The investment: While figure skater Dorothy Hamill became America’s sweetheart by winning a gold medal at the 1976 Olympics, it was the “Ice Capades” that made her rich, giving her the first $1-million-per-year contract ever given to an American female athlete.
So when the company went bankrupt in the early ’90s, it was only logical that Hamill try to save the veteran institution. Along with her husband at the time and another investor, Hamill purchased the “Ice Capades” in 1993 for an undisclosed sum.
The dive: Ironically, Hamill had contributed to a change in how the public perceived ice skating, emphasizing the sport’s intensity and athleticism. As such, the frivolity of the cartoonish “Ice Capades” no longer held widespread appeal. Hamill unloaded the “Ice Capades” in 1995 and filed for bankruptcy the following year, telling one press outlet, “money is evil.” The skating star has since put her talents to work in a stint on “Dancing With the Stars” and no doubt hopes her New York Times best-selling book, “A Skating Life,” as well as her eponymous figure skating fantasy camps, will continue to bring in revenue.
The investment: Burt Reynolds, the world’s most popular movie star in the 1970s, invested in a restaurant chain ironically called PoFolks, opening outlets throughout California, Texas and Florida. By the late ’80s, that investment made Reynolds a po’ folk himself, costing him $15 million.
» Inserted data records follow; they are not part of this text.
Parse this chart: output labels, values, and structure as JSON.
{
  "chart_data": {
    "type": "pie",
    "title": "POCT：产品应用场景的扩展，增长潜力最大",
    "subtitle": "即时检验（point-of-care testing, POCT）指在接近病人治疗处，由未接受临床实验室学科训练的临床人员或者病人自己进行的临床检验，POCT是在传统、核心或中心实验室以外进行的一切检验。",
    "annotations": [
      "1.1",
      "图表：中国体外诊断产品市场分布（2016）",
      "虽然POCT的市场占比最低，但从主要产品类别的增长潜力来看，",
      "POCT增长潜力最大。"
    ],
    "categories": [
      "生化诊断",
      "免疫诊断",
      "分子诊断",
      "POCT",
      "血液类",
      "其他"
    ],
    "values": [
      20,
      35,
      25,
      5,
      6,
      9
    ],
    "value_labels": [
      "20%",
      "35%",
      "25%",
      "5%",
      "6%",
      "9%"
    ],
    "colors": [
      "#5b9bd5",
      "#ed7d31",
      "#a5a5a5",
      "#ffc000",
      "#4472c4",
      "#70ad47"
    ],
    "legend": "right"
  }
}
Combined with other bad investments, his diminished luster as a star and a costly divorce from Loni Anderson, the investment drove him toward a 1996 bankruptcy filing, at which time he was more than $10 million in debt.
The dive (or lack thereof): “The Bandit” always had a certain charm for lucking out of tough situations, and that didn’t stop off-screen. Despite the bankruptcy, Reynolds was allowed to keep his $2.5 million mansion and all his personal property.
In August 2011, Merrill Lynch Credit Corp. filed a foreclosure lawsuit against Reynolds for failure to pay his mortgage since 2010 on his 4-acre Florida waterfront estate. In 2014, a judge threw out Reynolds’ request to remove the foreclosure, allowing Merrill Lynch Credit Corp. (now Bank of America) to proceed with the lawsuit.
The investment: A Las Vegas fixture for years, film icon Debbie Reynolds put her money where her heart was, purchasing a Vegas casino in 1991 and christening it the Debbie Reynolds Hotel & Casino. She not only performed there, but also made the hotel the home of her massive collection of Hollywood memorabilia.
The dive: As the saying goes, it’s all about location, location, location. The hotel was off the Vegas strip and as a result, business never really took off. Reynolds filed for bankruptcy in 1997, and the hotel was purchased at auction by the World Wrestling Federation in 1998 for $10 million — less than was needed to pay off the property’s claims. Sadly, the financial woes didn’t end there. Reynolds was reportedly heartbroken as she began to sell off her vast memorabilia collection in September 2010 after the museum that was to hold it went bankrupt.
As of 2013, Reynolds has published a memoir, “Unsinkable,” and is in the black again, according to IndieWire. Despite being $5.3 million in debt on the costume museum, she made $4.6 million on the sale of one iconic costume alone: the famous dress Marilyn Monroe wore while standing on the subway grate in the movie “The Seven Year Itch.”